The federal government introduced an enforcement system in 2015, with a complaint line for migrant workers, but Canada’s auditor general deemed inadequate: Only 13 of 173 planned inspections were completed in the 2016 fiscal year. This year, no farms have been found noncompliant.

“The employers have too much power over their workers,” said Mr. Flores, 36, at a protest by migrant workers and their supporters in downtown Toronto in August. Around him, masked men and women held up pictures of Mr. Chaparro, his deceased co-worker.

“It could have happened to any of us,” said Mr. Flores, a father of two from the outskirts of Mexico City, who has worked on farms across Canada in four of the past six years.

This year, the program placed him at Scotlynn Sweetpac Growers, a family-run agribusiness with a large trucking fleet and 12,000 acres in Ontario, Florida and Georgia.

He tested positive for the virus, but experienced only mild symptoms. The day after he learned of Mr. Chaparro’s death, he left the farm two hours southwest of Toronto.

He has been supported since then by the advocacy group Migrant Workers Alliance For Change, which helped him file a complaint with the provincial labor board, seeking 40,000 Canadian dollars from Scotlynn for lost wages and suffering. He contends that he was fired for asserting publicly that the company had a role in Mr. Chaparro’s death.

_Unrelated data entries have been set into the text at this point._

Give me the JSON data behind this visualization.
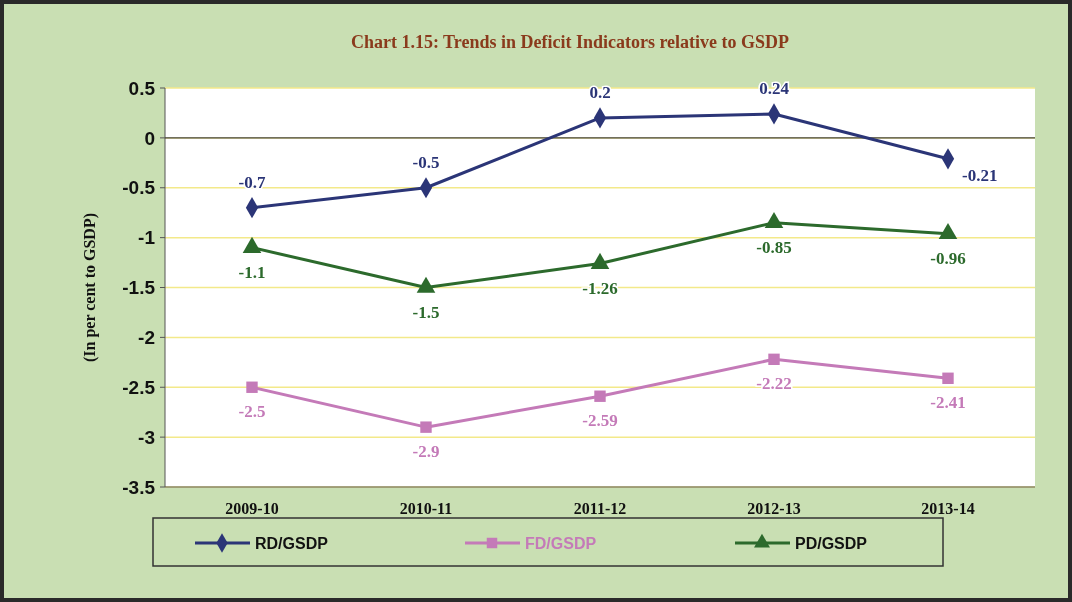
{
  "chart_data": {
    "type": "line",
    "title": "Chart 1.15:  Trends in Deficit Indicators relative to GSDP",
    "ylabel": "(In per cent to GSDP)",
    "categories": [
      "2009-10",
      "2010-11",
      "2011-12",
      "2012-13",
      "2013-14"
    ],
    "series": [
      {
        "name": "RD/GSDP",
        "color": "#2b3577",
        "marker": "diamond",
        "values": [
          -0.7,
          -0.5,
          0.2,
          0.24,
          -0.21
        ]
      },
      {
        "name": "FD/GSDP",
        "color": "#c47ab8",
        "marker": "square",
        "values": [
          -2.5,
          -2.9,
          -2.59,
          -2.22,
          -2.41
        ]
      },
      {
        "name": "PD/GSDP",
        "color": "#2c6a2c",
        "marker": "triangle",
        "values": [
          -1.1,
          -1.5,
          -1.26,
          -0.85,
          -0.96
        ]
      }
    ],
    "ylim": [
      -3.5,
      0.5
    ],
    "yticks": [
      -3.5,
      -3,
      -2.5,
      -2,
      -1.5,
      -1,
      -0.5,
      0,
      0.5
    ],
    "grid": "y",
    "legend": "bottom",
    "data_labels": true,
    "line_style": "solid"
  }
}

The farm’s owner, Scott Biddle, said his family had hired farm workers from Mexico for more than 30 years and never fired a single one. He said Mr. Flores was one of three workers who asked to be returned to Mexico after the outbreak began.

Mr. Biddle said his farm had strictly followed the district’s coronavirus regulations, putting almost all the workers up in hotel rooms for two rounds of quarantine. He called Mr. Chaparro’s death an unfortunate reflection of the disease’s vagaries, not of systemic failures.

“Every regulation was followed that needed to be,” he said, standing in a parking lot behind his office. “At the end of the day, these gentlemen are living in close contact, they work in close contact, they are frontline workers providing food.”

He invited a New York Times reporter to speak to three of his employees, one of whom had worked for him for 32 years.

Two confirmed that Mr. Chaparro had lain sick in bed for a week. They said that four other workers in the bunkhouse had also had fevers and that one coughed so much, they thought he had pneumonia.

“All of us were 100 percent convinced it was just the change in climate,” said Daniel Hernandez Vargas, a roommate of Mr. Chaparro’s who was working at the farm this spring for the first time.

Workers in another bunkhouse, who were unsure where to turn when one of them became seriously ill, reached out to the assistant to an anthropology professor, whom they had met during a previous growing season. With the help of the two academics nearly 2,000 miles away, at Okanagan College in British Columbia, an ambulance was called.

“It had gotten to the point, one of their co-workers was so ill, he was slipping in and out of consciousness,” said the professor, Amy Cohen, who is an advocate for migrant workers.

Mr. Biddle said he believed a foreman had called the ambulance, but wasn’t sure of the details.

“If anyone showed any symptoms of being ill, they were always taken to the hospital,” he said.